The problem with this article is it's surprise. Ms Lithwick approaches the matter with her usual combination of analysis and wit, but what her reasoning leaves out is galling. One reads it only to be surprised by her surprise.
At this point in our history, the parliamentary functions of the legislative branch can be looked at as a game with rules that limit the actions of the participants to actions that fall within multiple sets of limiting factors. going after Gonzales but failing to do so with both guns blazing, the Democrats are only following the "cover-your-ass" principle, doing what they should do in a perfect world but only in half-measure while avoiding a direct confrontation with the White House while providing themselves with an endless show of moral rectitude and public concern for the law.

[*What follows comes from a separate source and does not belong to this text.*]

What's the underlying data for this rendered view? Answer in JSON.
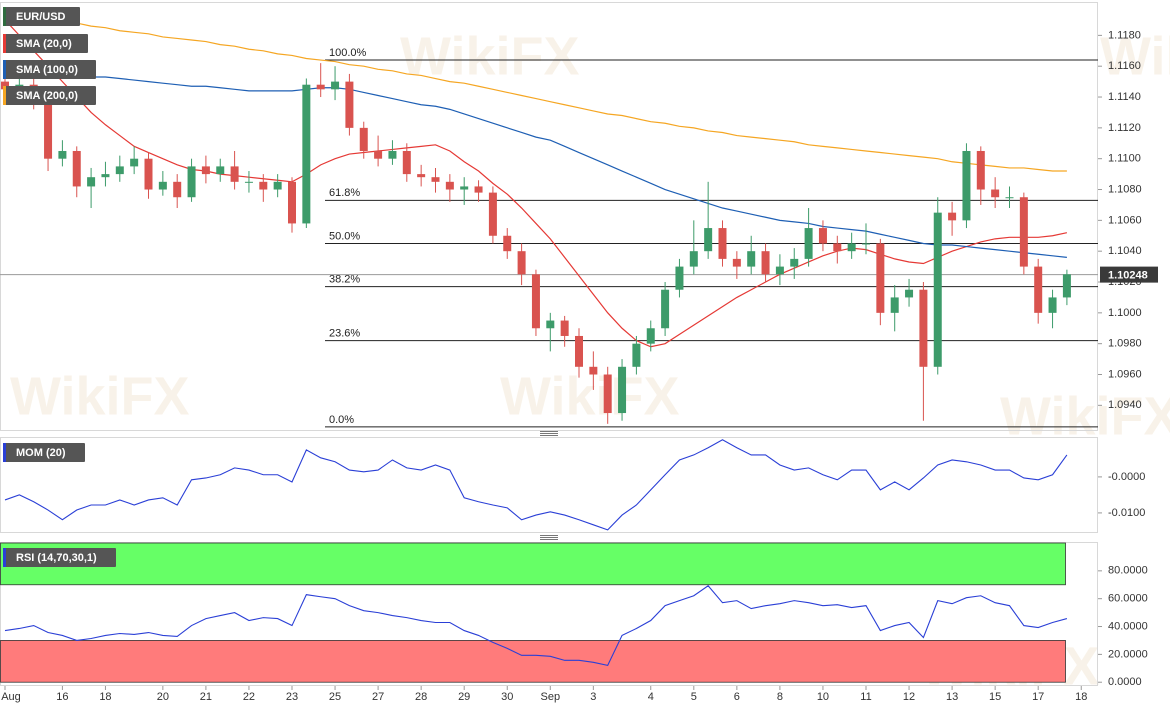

Following the CYA principle, they happily provide Gonzales and the President with unprecedented and unconstitutional surveillance powers that the administrations love of power and secrecy thrive on which allows them to dodge the inevitable charge that they are "soft on terrorism." In an ideal world, of real lawmaking by perfected lawmakers, this would be ludicrous, unfortunately, the distortions of reality brought about by the tactics of the current administration don't create the conditions needed for ideal-world lawmaking; substituting instead, a political atmosphere that creates example after example of paradox and nonsense.
With this in mind, any lion-like behavior on the part of the Democrats would find them 'trying to destroy the effectiveness of the office of a war-time president' or some such drivel which would more than likely hurt them the next time the Republicans want to charge them with a lack of patriotism or of their being "soft on terrorism." In other words, what the Democrats are doing simply mirrors the squalor of Karl Rove's strategizing: it is just a different way of hanging on to power. It just spares them the time and complexity of explaining the unconstitutionality and general craziness of pretty much everything the executive branch wants.
It's not noble or just, but there is every reason to believe that it will work if and until the Democrats can find a poisonous intellectual dwarf who can channel Machiavelli of their own.